Wrongly was not the collocation you were expecting.
Wrongly may be unexpected here because of the common use of the flat adverb form wrong. A flat adverb describes an adverb that lacks the -ly suffix that marks most adverbs derived from adjectives. The flat adverb looks indistinguishable from an adjective, which is why prescriptive grammarians in the 18th century discouraged its use. (Compare: "I ran quick" and "I ran quickly." The first is used commonly in informal speech but discouraged by many editors and grammarians in formal contexts.)
Despite such discouragement of flat adverbs in general, wrong as a flat adverb is more common than the adverb wrongly: the Corpus of Contemporary American English has instances of the adverb wrong 10125 times (out of 93754 results for wrong), and wrongly appears 1645 times.
These results suggest that wrongly would be a less expected collocation for English users. A Google search for "voted wrong" and "voted wrongly" confirms that "voted wrong" has around 25,000 results and "voted wrongly" has around 10,000. COCA has three results for "voted wrong," all in spoken situations on CNN or CBS news/current event shows. "Voted wrongly" does not appear, indicating that it might be less common in journalistic or media use. As a result, readers and listeners might expect wrong rather than wrongly and perhaps they'd even expect another adverb before wrongly. These expectations can affect initial judgments of appropriate usage.

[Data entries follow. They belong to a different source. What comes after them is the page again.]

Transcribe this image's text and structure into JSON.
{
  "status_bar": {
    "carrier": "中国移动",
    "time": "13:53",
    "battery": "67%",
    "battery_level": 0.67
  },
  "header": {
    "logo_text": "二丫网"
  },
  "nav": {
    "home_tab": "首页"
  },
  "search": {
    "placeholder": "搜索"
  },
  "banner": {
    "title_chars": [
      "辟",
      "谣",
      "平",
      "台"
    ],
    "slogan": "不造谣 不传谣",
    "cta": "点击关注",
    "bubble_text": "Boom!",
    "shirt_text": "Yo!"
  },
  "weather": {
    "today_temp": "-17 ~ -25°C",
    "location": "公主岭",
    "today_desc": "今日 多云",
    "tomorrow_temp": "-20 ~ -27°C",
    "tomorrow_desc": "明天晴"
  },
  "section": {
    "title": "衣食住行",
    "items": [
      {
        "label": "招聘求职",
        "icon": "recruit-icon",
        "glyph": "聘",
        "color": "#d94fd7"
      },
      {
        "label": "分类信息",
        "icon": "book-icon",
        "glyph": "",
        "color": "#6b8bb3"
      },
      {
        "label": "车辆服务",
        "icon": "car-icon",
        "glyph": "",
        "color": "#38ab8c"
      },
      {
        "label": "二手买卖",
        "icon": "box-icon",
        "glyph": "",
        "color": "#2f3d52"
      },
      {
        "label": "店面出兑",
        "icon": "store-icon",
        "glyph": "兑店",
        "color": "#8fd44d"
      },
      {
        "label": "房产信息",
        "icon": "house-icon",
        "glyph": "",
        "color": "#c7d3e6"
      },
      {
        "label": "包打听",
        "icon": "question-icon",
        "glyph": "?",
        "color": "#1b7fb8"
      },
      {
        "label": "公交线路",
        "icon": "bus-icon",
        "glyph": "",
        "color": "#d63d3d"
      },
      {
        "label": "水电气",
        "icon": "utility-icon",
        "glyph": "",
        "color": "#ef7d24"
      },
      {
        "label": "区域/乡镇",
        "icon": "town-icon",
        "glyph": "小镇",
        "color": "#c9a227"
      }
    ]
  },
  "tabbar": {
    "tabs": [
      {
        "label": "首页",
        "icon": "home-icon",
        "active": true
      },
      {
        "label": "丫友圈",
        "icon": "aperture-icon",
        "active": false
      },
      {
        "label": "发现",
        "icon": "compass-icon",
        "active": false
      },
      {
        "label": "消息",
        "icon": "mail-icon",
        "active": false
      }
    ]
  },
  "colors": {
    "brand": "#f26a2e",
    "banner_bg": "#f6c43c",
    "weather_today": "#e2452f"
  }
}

Both wrongly and wrong have ambiguous meanings here
A given action or event can be done wrong(ly) in several ways. Did someone vote wrong(ly)
procedurally, that is, they mishandled the ballot in some way?
politically, that is, they voted for a candidate or issue that the speaker considers wrong?
criminally, that is, they voted when they were not eligible to vote
ethically, that is, they approach the act of voting in a way the speaker considers invalid or immoral
There are more possibilities. Both wrong and wrongly have issues with ambiguity, such that having this as the title of the video is less precise than using a more specific adverb or qualifying the adverb with more explanation. So why did the video preparer (Einblick) go with wrong or wrongly?
The context determines how wrong and wrongly are understood
Consider the larger context. One reason wrong/wrongly is used is because the term appears several times as an adjective and adverb to describe voting habits fairly early in the video. I type out the relevant snippets that, indeed, start at 1:40 in the above video:
(Murray) voting the wrong way, voting for the wrong parties ...
(Einblick) this is a concept of (rote?) voting wrong
(Einblick) people have developed this idea that people vote wrongly when they haven't been informed yet in a proper way
Einblick is caught up in the usage and repeats it, while Murray moves on to explicate why the claim that people vote wrong(ly) is a simplification of opponents' political arguments and issues. "Wrong" becomes one of the key charges in this discussion, but it takes listening quite carefully to both Murray and Einblick to figure out exactly how the wrongly in the video title should be taken and whether Einblick's paraphrase is correct.
It's a matter of opinion whether such a video title is enticing (people will watch because they want to know why Murray says people vote wrongly), misleading (it's unclear exactly what "wrongly" means), or both, and that uncertainty that may be at the root of your discomfort with its usage here.